I already showed you that the number of paths in a second degree binary tree (or third degree if you want to adop the empty path) IS larger than the total number of nodes. And what I mean by paths those that can start with 1 or with 0, but with the condition that it must be unidirectional. And showed it clearly and I've illustrated each path. You have 9 paths (inclusive of the empty path) and only 7 nodes.
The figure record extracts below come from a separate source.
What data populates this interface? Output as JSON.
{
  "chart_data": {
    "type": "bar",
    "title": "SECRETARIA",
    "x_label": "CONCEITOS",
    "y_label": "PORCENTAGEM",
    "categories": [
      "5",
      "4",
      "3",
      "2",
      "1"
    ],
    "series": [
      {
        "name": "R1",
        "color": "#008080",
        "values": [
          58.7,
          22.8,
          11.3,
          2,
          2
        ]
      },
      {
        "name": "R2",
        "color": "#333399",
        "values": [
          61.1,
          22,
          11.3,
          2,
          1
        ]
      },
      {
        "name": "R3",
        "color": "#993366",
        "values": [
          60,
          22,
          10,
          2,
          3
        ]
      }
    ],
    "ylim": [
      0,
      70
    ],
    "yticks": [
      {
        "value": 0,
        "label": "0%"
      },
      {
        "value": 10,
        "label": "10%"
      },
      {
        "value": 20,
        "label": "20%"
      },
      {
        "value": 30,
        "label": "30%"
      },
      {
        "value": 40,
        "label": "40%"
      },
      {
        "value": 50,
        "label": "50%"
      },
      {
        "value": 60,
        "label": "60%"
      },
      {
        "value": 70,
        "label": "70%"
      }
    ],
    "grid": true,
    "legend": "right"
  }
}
> > that it must begin with 0 since it is representing a number in > > the interval [0,1], that's OK, then according to that I can see that > > you are correct since the number of paths do corresponds to the number > > of ending node, and with my calculation it would be less than the > > total number of nodes by one. I'll need to check this again, but let > > me agree with you on that for the current moment. > > > But still you have a problem. What you really managed to prove is that > > the total number of FINITE undirectional paths beginning from 0 in the > > infinite binary tree is countable, since we can simply draw an > > injective map from those paths to their ending nodes. > > No. I proved that the number of infinite paths is countable by > constructing all nodes of the Binbary Tree by a countable set of > infinite paths. >
This only means that you can have a bijective function from a countable subset of infinite paths of the binary tree to the set of all nodes, which everyone already know that this is possible, because we all agree that the total number of nodes of the infinite binary tree is countable.
What would be a proof is if you manage to define an injection from the set of ALL infinite paths of the binary tree to the set of all nodes of the binary tree.